Он вдруг заметил, что она подстерегает момент, когда он на нее не глядит, чтобы поглядеть самой. Глаза у нее были ласковые, когда он оборачивался к ней, и блестели.

Он заказал подошедшей официантке мясо, тушенное в горшочке, пирожки с изюмом и чай. Больше ничего здесь и не было. Но Ольга Николаевна, казалось, довольна всем, кроме черных платьев официанток с карандашиками, привязанными к черным поясам. Довольна самоварами на столиках, углублениями в стене, словно в русской печи, висящим ухватом, кринками, ароматом свежезаваренного чая. Сегодня в ней было что-то медлительно-беспечное. Еще у гардероба она с интересом засмотрелась на старика, принимавшего пальто: какой он широкоплечий, согбенный, но пружинистый и моложавый, с черной без седины бородой. Теперь она посматривала в ту сторону и говорила Медведеву, что у старика выбрито под губой, чтобы высветлить, омолодить лицо. Борода, говорила она, придает оцепенелость лицу. Бороду именно носят. Поглядите, приглашала она Медведева, оказывается, этот старик любуется женщинами! Он действительно смотрел то на одну, то на другую, не дрогнув ни единой черточкой, непроницаемо, но твердо. Только на губах что-то мелькало игривое. Он был доволен, когда его поспешность в приеме одежды и подбрасывание номерка в воздух заставляли женщин улыбнуться.

— Вас не смешат мои наблюдения? — спрашивала Ольга Николаевна.

Олег Николаевич сидел, забывая об окружающих, не интересуясь стариком.
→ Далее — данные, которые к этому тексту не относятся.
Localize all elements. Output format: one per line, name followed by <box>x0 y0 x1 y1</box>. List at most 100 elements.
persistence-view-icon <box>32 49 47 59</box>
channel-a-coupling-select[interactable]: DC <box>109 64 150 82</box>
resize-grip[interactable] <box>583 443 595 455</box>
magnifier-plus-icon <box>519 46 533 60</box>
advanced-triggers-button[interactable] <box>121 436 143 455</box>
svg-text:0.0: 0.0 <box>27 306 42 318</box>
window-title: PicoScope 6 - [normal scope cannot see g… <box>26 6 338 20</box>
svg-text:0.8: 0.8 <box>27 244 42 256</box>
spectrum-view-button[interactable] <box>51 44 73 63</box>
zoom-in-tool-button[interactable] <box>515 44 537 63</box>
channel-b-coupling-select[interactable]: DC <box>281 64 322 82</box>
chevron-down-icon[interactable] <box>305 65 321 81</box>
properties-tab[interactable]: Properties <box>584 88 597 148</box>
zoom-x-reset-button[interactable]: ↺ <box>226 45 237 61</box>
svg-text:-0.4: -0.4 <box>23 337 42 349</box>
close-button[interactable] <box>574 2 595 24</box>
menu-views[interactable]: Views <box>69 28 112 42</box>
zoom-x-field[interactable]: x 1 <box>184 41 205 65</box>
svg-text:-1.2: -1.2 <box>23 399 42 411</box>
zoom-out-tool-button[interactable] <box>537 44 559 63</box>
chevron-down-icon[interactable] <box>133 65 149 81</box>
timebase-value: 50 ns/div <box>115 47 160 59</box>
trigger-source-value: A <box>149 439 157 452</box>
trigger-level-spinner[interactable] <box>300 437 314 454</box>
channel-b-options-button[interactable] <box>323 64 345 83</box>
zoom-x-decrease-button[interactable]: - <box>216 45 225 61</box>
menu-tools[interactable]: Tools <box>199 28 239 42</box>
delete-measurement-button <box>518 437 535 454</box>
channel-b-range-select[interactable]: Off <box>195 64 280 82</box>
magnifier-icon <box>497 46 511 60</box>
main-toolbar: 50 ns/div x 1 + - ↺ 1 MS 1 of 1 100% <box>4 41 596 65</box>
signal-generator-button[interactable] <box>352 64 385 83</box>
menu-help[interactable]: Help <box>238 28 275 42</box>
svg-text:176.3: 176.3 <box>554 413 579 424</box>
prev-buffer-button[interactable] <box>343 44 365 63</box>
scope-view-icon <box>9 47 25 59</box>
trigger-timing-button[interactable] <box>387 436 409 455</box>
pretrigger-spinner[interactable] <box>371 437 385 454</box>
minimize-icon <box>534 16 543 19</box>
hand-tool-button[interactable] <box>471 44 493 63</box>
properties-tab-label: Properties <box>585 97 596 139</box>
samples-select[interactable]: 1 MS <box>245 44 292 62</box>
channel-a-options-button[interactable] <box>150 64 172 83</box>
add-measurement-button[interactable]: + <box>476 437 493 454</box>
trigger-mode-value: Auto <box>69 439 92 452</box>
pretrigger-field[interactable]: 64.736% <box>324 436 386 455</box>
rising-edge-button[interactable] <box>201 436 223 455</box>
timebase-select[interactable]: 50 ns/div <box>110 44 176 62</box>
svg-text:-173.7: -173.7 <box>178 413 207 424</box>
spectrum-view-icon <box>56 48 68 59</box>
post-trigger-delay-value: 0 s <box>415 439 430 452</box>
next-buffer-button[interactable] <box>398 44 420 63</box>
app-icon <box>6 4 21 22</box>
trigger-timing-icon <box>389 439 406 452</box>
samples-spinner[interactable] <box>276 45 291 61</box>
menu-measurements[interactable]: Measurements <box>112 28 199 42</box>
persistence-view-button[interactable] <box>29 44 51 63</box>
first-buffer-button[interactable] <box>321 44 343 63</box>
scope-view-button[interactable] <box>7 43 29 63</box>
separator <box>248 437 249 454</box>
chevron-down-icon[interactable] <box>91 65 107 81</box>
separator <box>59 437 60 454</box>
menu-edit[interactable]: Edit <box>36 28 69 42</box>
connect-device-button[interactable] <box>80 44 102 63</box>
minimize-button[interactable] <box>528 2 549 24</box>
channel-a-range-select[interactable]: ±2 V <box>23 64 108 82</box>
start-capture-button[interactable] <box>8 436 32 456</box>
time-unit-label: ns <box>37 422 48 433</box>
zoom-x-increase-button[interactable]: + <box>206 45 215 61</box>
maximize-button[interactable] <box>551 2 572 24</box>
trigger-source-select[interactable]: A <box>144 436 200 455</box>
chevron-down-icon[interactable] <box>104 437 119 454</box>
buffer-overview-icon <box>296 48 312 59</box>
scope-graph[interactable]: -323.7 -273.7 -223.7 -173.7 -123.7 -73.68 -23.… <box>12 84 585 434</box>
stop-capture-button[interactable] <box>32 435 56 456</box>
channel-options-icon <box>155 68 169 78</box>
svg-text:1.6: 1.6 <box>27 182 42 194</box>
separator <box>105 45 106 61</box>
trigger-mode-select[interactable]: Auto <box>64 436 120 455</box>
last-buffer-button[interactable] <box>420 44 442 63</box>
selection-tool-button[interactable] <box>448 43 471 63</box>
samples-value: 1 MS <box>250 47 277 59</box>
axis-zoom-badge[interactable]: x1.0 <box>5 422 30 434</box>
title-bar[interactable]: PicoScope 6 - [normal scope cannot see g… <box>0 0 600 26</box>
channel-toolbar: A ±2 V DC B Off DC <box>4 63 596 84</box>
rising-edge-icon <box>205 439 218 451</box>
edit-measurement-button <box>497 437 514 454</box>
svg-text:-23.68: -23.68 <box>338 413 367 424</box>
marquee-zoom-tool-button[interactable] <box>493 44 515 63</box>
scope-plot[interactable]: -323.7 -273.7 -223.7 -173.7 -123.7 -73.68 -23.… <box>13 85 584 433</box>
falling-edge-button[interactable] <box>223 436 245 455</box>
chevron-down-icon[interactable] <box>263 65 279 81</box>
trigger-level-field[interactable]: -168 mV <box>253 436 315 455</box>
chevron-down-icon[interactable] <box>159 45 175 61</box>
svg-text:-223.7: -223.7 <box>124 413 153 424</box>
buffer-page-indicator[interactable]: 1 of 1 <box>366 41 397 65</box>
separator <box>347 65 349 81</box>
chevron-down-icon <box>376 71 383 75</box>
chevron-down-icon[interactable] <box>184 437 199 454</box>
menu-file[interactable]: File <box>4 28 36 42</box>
Когда он входил в кафе, ему было не по себе. Она это видела и теперь сказала:

— Я давно нигде не была. Не избалована. Мне здесь хорошо… Почему вы входили сюда так несмело?

— Неудобно, — ответил он. — Вы такая красивая, и я рядом… с палочкой.
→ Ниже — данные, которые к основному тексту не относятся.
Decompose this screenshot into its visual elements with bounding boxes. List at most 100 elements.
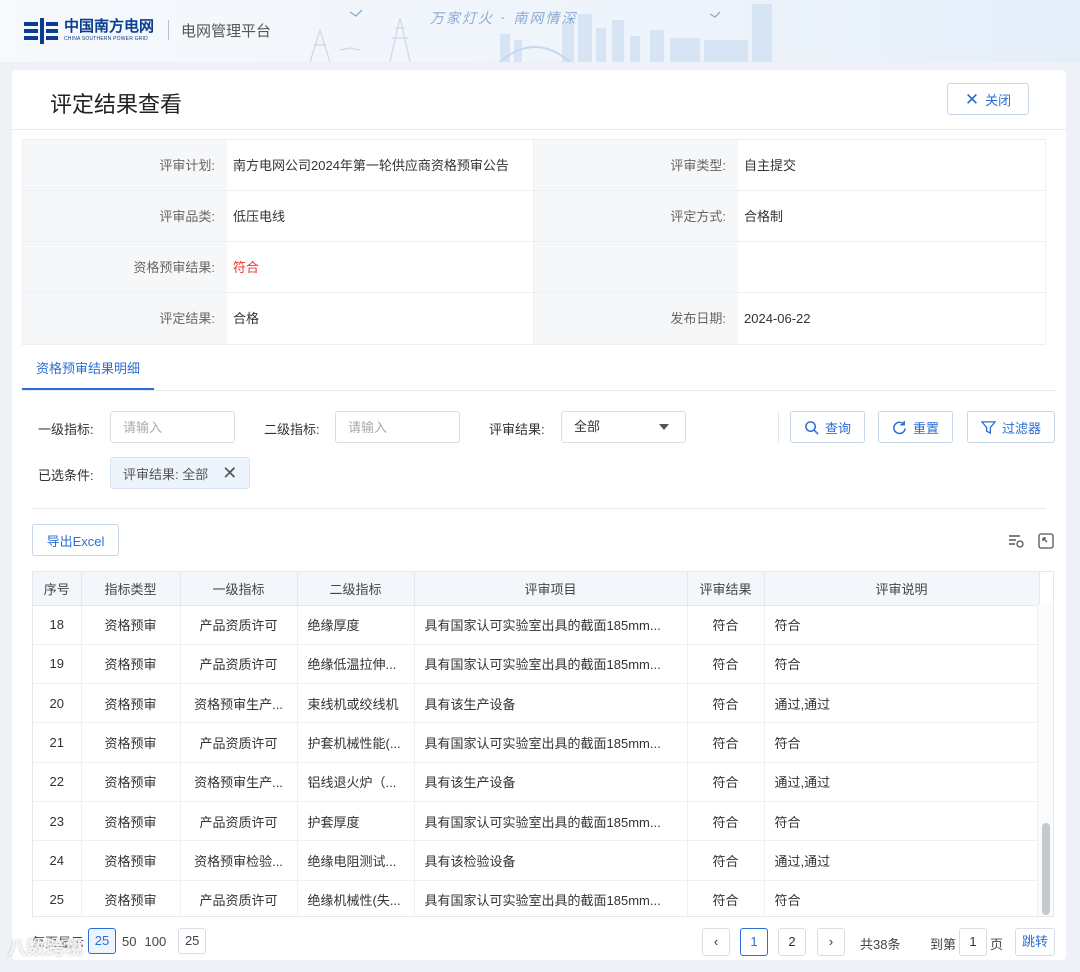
jump-button[interactable]: 跳转 xyxy=(1015,928,1055,956)
level1-input[interactable] xyxy=(110,411,235,443)
table-cell: 符合 xyxy=(687,801,765,842)
info-value: 2024-06-22 xyxy=(744,311,811,326)
info-label: 评定结果: xyxy=(23,293,227,344)
condition-chip-label: 评审结果: 全部 xyxy=(123,466,209,482)
table-cell: 资格预审 xyxy=(81,880,181,916)
level1-label: 一级指标: xyxy=(38,422,94,437)
table-cell: 具有国家认可实验室出具的截面185mm... xyxy=(414,722,688,763)
filter-button[interactable]: 过滤器 xyxy=(967,411,1055,443)
page-button[interactable]: 2 xyxy=(778,928,806,956)
table-cell: 符合 xyxy=(687,644,765,685)
col-header: 评审说明 xyxy=(764,572,1040,606)
fullscreen-icon[interactable] xyxy=(1038,533,1054,549)
page-size-select[interactable]: 25 xyxy=(178,928,207,954)
table-cell: 具有国家认可实验室出具的截面185mm... xyxy=(414,644,688,685)
col-header: 评审项目 xyxy=(414,572,688,606)
info-label: 发布日期: xyxy=(534,293,738,344)
result-select[interactable]: 全部 xyxy=(561,411,686,443)
col-header: 序号 xyxy=(33,572,82,606)
card-header: 评定结果查看 ✕ 关闭 xyxy=(12,70,1066,130)
next-page-button[interactable]: › xyxy=(817,928,845,956)
page-size-option[interactable]: 25 xyxy=(88,928,117,954)
info-label xyxy=(534,242,738,292)
table-row: 20 资格预审 资格预审生产... 束线机或绞线机 具有该生产设备 符合 通过,通过 xyxy=(33,683,1040,724)
tab-bar: 资格预审结果明细 xyxy=(22,353,1056,391)
col-header: 一级指标 xyxy=(180,572,298,606)
table-cell: 束线机或绞线机 xyxy=(297,683,415,724)
info-label: 评审品类: xyxy=(23,191,227,241)
vertical-scrollbar[interactable] xyxy=(1037,605,1053,916)
col-header: 二级指标 xyxy=(297,572,415,606)
prev-page-button[interactable]: ‹ xyxy=(702,928,730,956)
caret-down-icon xyxy=(659,424,669,430)
info-value: 合格 xyxy=(227,293,534,344)
export-excel-button[interactable]: 导出Excel xyxy=(32,524,119,556)
column-settings-icon[interactable] xyxy=(1008,533,1024,549)
reset-button[interactable]: 重置 xyxy=(878,411,953,443)
chip-close-icon[interactable]: ✕ xyxy=(222,464,237,482)
info-value xyxy=(738,242,1045,292)
result-select-value: 全部 xyxy=(574,419,601,434)
table-cell: 符合 xyxy=(764,722,1040,763)
info-label: 评定方式: xyxy=(534,191,738,241)
close-button-label: 关闭 xyxy=(985,92,1012,108)
selected-conditions-label: 已选条件: xyxy=(38,468,94,483)
table-header-row: 序号 指标类型 一级指标 二级指标 评审项目 评审结果 评审说明 xyxy=(33,572,1040,606)
table-cell: 绝缘低温拉伸... xyxy=(297,644,415,685)
page-button[interactable]: 1 xyxy=(740,928,768,956)
scrollbar-thumb[interactable] xyxy=(1042,823,1050,915)
table-cell: 资格预审 xyxy=(81,762,181,802)
info-value: 自主提交 xyxy=(744,158,797,173)
level2-label: 二级指标: xyxy=(264,422,320,437)
level2-input[interactable] xyxy=(335,411,460,443)
power-grid-logo-icon xyxy=(24,18,58,44)
logo-cn-text: 中国南方电网 xyxy=(64,17,155,35)
results-table: 序号 指标类型 一级指标 二级指标 评审项目 评审结果 评审说明 18 资格预审产… xyxy=(32,571,1054,917)
table-cell: 23 xyxy=(33,801,82,842)
table-cell: 铝线退火炉（... xyxy=(297,762,415,802)
table-cell: 资格预审 xyxy=(81,840,181,881)
table-cell: 通过,通过 xyxy=(764,762,1040,802)
table-cell: 符合 xyxy=(687,840,765,881)
reset-button-label: 重置 xyxy=(912,420,939,436)
logo-en-text: CHINA SOUTHERN POWER GRID xyxy=(64,35,148,42)
table-cell: 护套机械性能(... xyxy=(297,722,415,763)
table-cell: 资格预审检验... xyxy=(180,840,298,881)
table-cell: 符合 xyxy=(687,762,765,802)
goto-page-input[interactable]: 1 xyxy=(959,928,987,956)
table-cell: 20 xyxy=(33,683,82,724)
table-cell: 符合 xyxy=(687,722,765,763)
table-row: 21 资格预审 产品资质许可 护套机械性能(... 具有国家认可实验室出具的截面185m… xyxy=(33,722,1040,763)
table-cell: 资格预审 xyxy=(81,801,181,842)
table-cell: 资格预审生产... xyxy=(180,762,298,802)
page-size-option[interactable]: 50 xyxy=(120,934,138,949)
filter-button-label: 过滤器 xyxy=(1001,420,1041,436)
logo-divider xyxy=(168,20,170,40)
close-button[interactable]: ✕ 关闭 xyxy=(947,83,1029,115)
table-cell: 绝缘机械性(失... xyxy=(297,880,415,916)
query-button[interactable]: 查询 xyxy=(790,411,865,443)
close-icon: ✕ xyxy=(964,89,980,109)
table-cell: 符合 xyxy=(687,880,765,916)
table-cell: 护套厚度 xyxy=(297,801,415,842)
table-cell: 资格预审 xyxy=(81,605,181,645)
logo: 中国南方电网 CHINA SOUTHERN POWER GRID 电网管理平台 xyxy=(24,16,271,44)
table-cell: 24 xyxy=(33,840,82,881)
info-row: 评审品类: 低压电线 评定方式: 合格制 xyxy=(23,191,1045,242)
table-cell: 22 xyxy=(33,762,82,802)
info-label: 评审类型: xyxy=(534,140,738,190)
table-cell: 资格预审 xyxy=(81,644,181,685)
table-cell: 符合 xyxy=(764,880,1040,916)
info-row: 评定结果: 合格 发布日期: 2024-06-22 xyxy=(23,293,1045,344)
table-cell: 具有该检验设备 xyxy=(414,840,688,881)
total-count: 共38条 xyxy=(860,937,901,952)
page-size-option[interactable]: 100 xyxy=(142,934,168,949)
table-cell: 符合 xyxy=(764,801,1040,842)
watermark: 八数跨境 xyxy=(8,938,84,958)
platform-name: 电网管理平台 xyxy=(181,22,272,40)
table-row: 18 资格预审 产品资质许可 绝缘厚度 具有国家认可实验室出具的截面185mm... 符合… xyxy=(33,605,1040,645)
tab-prequal-details[interactable]: 资格预审结果明细 xyxy=(22,353,155,390)
info-label: 资格预审结果: xyxy=(23,242,227,292)
table-row: 22 资格预审 资格预审生产... 铝线退火炉（... 具有该生产设备 符合 通过,通过 xyxy=(33,762,1040,802)
table-cell: 具有该生产设备 xyxy=(414,762,688,802)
— Для вас что-то значат глазеющие любопытные?

— Мне-то что… Сюда приходят здоровые люди. Им хочется видеть вокруг только привлекательное. И вдруг мои ноги, моя походка, это уродство. Мне кажется, люди не должны этого видеть. Всякое безобразие…

— Олег Николаевич, бросьте, пожалуйста, о безобразии. Вы…

— …а всякое безобразие, — упрямо продолжал Медведев, — преследуется даже в природе.

— Как это? Никогда не слыхала, — заинтересовалась Ольга Николаевна.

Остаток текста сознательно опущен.